Il ritorno avvenuto nel 2017 ci restituiva un gruppo in palla che, ben lungi da sfruttare un marchio di fabbrica per meri fini commerciali, rinverdiva gli antichi fasti con un disco, lasciatemelo dire, cazzuto assai, in cui confluivano, sotto il consueto afflato jammistico, roots, tonnellate di psichedelia e una nerboruta propensione noise.
These Times si pone esattamente nella scia tracciata dal suo predecessore, anche se in questo caso l’approccio è decisamente meno aggressivo di quello con cui erano state create le canzoni di How Did I Find Myself Here?. Registrato con gli stessi musicisti (Dennis Duck, Mark Walton, Jason Victor) e con la partecipazione del grande tastierista Chris Cacavas che, visto il contributo dato, risulta un membro effettivo più che uno special guest, These Times mantiene una dirittura decisamente rock, ma come è evidente fin dall’opener The Way In, la sferragliante potenza del disco precedente è un poco attenuata da cangianti screziature pop.
Comunque sia, la forza delle canzoni rimane immutata, e il metodo non convenzione di scrittura di Wynn (suonare prima le parti strumentali e poi adattare le parole alla musica) esalta il tiro jammistico di brani costantemente attraversati da un inquieto mood psichedelico. C’è un tocco di glam nella saltellante Space Age, una robusta spina dorsale rock blues nel tiro dritto e diretto di Speedway, un evidente richiamo ai Rem nelle morbide atmosfere malinconiche di Bullet Holes, mentre Still Here Now pulsa di epicità alla Crazy Horse, guadagnandosi la prima piazza fra le migliori canzoni della scaletta.

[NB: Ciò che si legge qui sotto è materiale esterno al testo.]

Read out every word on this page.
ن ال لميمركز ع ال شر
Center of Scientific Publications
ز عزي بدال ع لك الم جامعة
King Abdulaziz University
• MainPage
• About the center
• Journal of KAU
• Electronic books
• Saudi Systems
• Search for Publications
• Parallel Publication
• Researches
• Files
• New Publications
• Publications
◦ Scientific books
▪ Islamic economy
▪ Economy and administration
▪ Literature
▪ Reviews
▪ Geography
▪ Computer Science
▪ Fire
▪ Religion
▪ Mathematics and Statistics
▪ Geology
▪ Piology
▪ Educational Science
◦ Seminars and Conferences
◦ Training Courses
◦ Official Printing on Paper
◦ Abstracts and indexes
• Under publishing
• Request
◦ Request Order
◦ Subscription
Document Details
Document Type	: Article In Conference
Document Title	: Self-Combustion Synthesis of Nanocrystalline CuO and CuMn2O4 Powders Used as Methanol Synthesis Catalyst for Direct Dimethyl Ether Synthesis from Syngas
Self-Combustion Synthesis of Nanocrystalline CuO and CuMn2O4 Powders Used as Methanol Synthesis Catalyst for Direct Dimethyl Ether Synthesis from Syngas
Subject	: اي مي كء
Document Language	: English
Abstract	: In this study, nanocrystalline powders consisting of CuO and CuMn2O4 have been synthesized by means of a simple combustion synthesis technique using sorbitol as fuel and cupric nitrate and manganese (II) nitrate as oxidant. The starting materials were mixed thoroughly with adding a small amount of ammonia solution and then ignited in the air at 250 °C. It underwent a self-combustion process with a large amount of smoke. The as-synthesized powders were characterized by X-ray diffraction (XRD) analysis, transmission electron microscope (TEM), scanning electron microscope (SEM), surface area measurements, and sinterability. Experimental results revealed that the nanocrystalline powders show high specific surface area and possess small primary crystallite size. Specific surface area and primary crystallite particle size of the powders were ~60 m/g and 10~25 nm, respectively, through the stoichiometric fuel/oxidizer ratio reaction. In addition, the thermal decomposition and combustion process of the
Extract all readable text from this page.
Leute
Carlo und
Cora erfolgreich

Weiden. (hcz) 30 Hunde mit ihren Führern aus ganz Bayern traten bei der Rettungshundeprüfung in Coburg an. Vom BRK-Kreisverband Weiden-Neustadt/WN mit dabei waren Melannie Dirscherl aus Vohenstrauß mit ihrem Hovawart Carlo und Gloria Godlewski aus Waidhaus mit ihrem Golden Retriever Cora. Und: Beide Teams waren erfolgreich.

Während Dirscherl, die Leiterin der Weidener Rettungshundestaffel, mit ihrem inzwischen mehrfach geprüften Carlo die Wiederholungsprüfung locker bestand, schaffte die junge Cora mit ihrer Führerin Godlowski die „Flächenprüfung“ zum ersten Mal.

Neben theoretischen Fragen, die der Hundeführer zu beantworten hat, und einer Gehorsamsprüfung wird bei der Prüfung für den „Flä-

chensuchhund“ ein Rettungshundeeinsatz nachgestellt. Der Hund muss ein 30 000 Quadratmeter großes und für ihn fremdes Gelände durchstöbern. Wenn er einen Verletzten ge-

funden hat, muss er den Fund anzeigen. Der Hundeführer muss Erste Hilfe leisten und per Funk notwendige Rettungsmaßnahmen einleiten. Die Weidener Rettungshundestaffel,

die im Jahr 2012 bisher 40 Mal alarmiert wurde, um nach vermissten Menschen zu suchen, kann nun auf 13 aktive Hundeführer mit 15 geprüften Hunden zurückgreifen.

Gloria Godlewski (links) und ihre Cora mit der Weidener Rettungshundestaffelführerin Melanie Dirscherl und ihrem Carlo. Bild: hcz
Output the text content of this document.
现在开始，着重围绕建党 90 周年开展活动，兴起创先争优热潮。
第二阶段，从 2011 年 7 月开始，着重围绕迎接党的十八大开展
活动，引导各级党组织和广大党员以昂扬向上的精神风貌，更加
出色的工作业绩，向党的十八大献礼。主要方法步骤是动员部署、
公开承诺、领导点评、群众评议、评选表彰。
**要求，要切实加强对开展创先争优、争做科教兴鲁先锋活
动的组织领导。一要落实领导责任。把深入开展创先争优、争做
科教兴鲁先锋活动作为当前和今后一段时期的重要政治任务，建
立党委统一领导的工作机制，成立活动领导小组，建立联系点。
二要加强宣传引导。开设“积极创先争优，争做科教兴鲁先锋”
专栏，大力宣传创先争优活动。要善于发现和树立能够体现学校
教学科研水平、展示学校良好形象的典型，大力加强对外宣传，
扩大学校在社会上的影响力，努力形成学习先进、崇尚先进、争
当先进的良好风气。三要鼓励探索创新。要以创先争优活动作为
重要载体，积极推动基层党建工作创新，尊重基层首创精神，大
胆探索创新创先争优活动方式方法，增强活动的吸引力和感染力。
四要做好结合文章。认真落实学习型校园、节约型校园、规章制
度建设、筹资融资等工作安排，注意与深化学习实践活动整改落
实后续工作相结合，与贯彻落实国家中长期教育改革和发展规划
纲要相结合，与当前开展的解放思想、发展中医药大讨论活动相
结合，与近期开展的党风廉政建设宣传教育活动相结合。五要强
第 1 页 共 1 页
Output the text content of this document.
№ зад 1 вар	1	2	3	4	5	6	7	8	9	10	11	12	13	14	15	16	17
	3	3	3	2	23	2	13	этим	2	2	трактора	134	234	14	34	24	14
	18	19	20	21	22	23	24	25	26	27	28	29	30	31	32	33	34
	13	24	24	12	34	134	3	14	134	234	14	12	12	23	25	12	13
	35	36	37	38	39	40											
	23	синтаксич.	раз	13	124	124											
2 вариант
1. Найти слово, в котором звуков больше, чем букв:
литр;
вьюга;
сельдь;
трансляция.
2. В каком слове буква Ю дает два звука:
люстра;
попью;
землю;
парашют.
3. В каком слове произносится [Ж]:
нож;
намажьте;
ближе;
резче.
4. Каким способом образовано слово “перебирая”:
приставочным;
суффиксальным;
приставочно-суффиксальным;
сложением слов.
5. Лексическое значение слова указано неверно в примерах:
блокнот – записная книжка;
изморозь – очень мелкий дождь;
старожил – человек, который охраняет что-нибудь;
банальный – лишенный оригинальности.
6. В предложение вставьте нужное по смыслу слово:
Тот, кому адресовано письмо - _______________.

Eppure, nonostante ogni singolo episodio abbia una propria diversa anima e suggerisca rimandi (ci sono i Rem, c’è Dylan, ci sono i Velvet), These Times è un disco che impressiona per coerenza stilistica e che suona avvincente come ogni capitolo targato Dream Syndicate. Che trentacinque anni dopo il loro esordio, non solo sono ancora tra noi e in ottima salute, ma continuano a scrivere grandi pagine di musica senza snaturarsi, rilasciando canzoni che, per quanto possano suonare famigliari, sanno essere potenti, elettrizzanti e, soprattutto, contemporanee.